6. O relógio da fábrica que o sistemático Gleich tanto preza para de funcionar e ele perde a hora. Ao chegar em casa surpreende a mulher a trai-lo com seu doppelganger, um duplo de si. A Hora dos Doppelgängers é a hora de instabilidade e duplicação; de descolamento e tempo fora do eixo, e o autor Jaime Azevedo explora muito bem isso, num conto exíguo. “A traidora foi capaz de amar o outro dele mesmo como nunca gostou do original que a merecia.” Assassinado o seu semelhante, a mulher é esquartejada. Mas o duplo dela comporá de novo o casal, quando a conjunção duplicadora do sexo e da morte arrefecer. O paranóico sempre se considera o original e só a rotina rígida o alivia.
7. No filme Possessão, de Andrzej Żuławski, Mark contrata um detetive afim de desvendar os adultérios da sua esposa Anna, que pede o divórcio. Ela tem um amante humano, sim, mas o que é lúgubre é sua relação com um demônio em estado de desenvolvimento, do larval a um menecma perfeito de seu marido. O sexo em uma fase de transição pode ser confuso e perturbador, e talvez seja necessário matar o passado para se refazer no futuro. De todo modo, a possessão é dupla: de Anna, em surtos psicóticos, histeria, numa explosão do que estava recalcado, na sexualidade que transborda, e de Mark, que tem sua identidade roubada pelo demônio que o renovará pós-morte.

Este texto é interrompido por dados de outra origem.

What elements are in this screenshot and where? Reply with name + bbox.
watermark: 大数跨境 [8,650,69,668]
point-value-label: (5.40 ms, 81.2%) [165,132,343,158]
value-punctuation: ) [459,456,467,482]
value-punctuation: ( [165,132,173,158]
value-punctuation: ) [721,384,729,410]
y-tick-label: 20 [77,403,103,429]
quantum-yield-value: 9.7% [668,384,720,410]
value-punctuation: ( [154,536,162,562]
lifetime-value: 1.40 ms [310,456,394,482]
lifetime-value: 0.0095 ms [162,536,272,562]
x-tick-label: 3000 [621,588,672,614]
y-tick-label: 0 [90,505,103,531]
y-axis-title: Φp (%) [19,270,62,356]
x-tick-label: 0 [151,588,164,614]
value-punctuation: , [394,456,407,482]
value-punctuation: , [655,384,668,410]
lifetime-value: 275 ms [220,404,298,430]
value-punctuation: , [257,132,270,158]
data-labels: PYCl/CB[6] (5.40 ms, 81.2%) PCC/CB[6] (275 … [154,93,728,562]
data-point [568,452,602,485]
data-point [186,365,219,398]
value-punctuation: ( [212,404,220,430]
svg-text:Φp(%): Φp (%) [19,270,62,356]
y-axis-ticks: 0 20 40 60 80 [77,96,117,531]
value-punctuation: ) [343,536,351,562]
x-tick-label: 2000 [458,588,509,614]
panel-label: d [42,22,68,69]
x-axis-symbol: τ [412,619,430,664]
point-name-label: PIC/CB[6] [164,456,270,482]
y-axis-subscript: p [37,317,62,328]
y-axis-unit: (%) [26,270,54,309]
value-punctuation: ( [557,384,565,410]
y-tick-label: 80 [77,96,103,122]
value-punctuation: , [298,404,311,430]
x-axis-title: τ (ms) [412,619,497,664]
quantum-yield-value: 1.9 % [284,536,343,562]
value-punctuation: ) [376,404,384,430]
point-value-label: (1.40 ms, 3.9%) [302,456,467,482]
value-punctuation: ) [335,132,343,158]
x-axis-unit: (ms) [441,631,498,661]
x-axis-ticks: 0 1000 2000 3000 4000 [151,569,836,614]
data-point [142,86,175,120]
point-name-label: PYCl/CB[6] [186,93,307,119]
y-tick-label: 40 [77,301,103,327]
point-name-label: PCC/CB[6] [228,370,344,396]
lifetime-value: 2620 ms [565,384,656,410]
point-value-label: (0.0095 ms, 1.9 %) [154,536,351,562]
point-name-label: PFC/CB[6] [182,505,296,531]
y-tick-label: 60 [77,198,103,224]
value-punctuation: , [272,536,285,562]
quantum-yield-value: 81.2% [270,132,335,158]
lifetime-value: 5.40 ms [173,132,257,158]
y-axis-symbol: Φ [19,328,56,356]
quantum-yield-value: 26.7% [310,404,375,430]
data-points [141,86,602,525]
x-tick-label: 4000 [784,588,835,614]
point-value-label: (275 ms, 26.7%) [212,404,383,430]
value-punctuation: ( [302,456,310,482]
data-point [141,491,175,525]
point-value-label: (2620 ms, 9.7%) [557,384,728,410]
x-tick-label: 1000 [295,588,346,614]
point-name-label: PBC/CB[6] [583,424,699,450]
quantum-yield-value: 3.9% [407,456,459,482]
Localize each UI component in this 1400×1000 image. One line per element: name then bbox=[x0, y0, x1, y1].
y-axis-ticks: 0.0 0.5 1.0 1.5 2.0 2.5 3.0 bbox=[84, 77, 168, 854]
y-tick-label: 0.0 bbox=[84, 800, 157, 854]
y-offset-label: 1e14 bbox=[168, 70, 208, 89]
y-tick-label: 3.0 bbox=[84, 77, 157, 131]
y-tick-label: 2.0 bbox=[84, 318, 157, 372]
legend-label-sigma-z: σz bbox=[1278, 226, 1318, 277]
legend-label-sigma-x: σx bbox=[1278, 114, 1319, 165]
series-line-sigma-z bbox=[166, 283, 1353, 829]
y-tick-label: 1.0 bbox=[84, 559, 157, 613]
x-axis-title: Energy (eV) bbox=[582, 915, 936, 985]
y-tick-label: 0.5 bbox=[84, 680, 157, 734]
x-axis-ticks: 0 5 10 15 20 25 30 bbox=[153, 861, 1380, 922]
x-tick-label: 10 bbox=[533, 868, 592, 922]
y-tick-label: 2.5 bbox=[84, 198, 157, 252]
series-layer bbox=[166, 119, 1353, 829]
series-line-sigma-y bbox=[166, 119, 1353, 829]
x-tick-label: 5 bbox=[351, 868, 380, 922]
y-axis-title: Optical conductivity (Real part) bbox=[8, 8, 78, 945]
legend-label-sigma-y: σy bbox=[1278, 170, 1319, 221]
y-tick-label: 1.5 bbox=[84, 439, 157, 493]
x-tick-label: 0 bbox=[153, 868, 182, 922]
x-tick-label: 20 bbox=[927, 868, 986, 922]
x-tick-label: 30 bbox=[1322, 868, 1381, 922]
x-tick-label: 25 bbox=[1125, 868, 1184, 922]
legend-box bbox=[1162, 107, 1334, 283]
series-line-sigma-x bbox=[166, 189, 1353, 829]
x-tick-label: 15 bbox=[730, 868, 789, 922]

Essa casa das luzes azuis lembra a ideia do livro “A casa das belas adormecidas” do Yasunari Kawabata.
legal lucas. vou atrás. recomendo muito esse livro de contos do william gibson, que se situa no início do cyberpunk, um pouco antes do neuromancer. adicionei um sétimo exemplo, que tinha esquecido também, dá uma lida.
Legal, cara! Valeu pela citação! Melhor ainda aparecer ao lado de Possessão, um filmaço.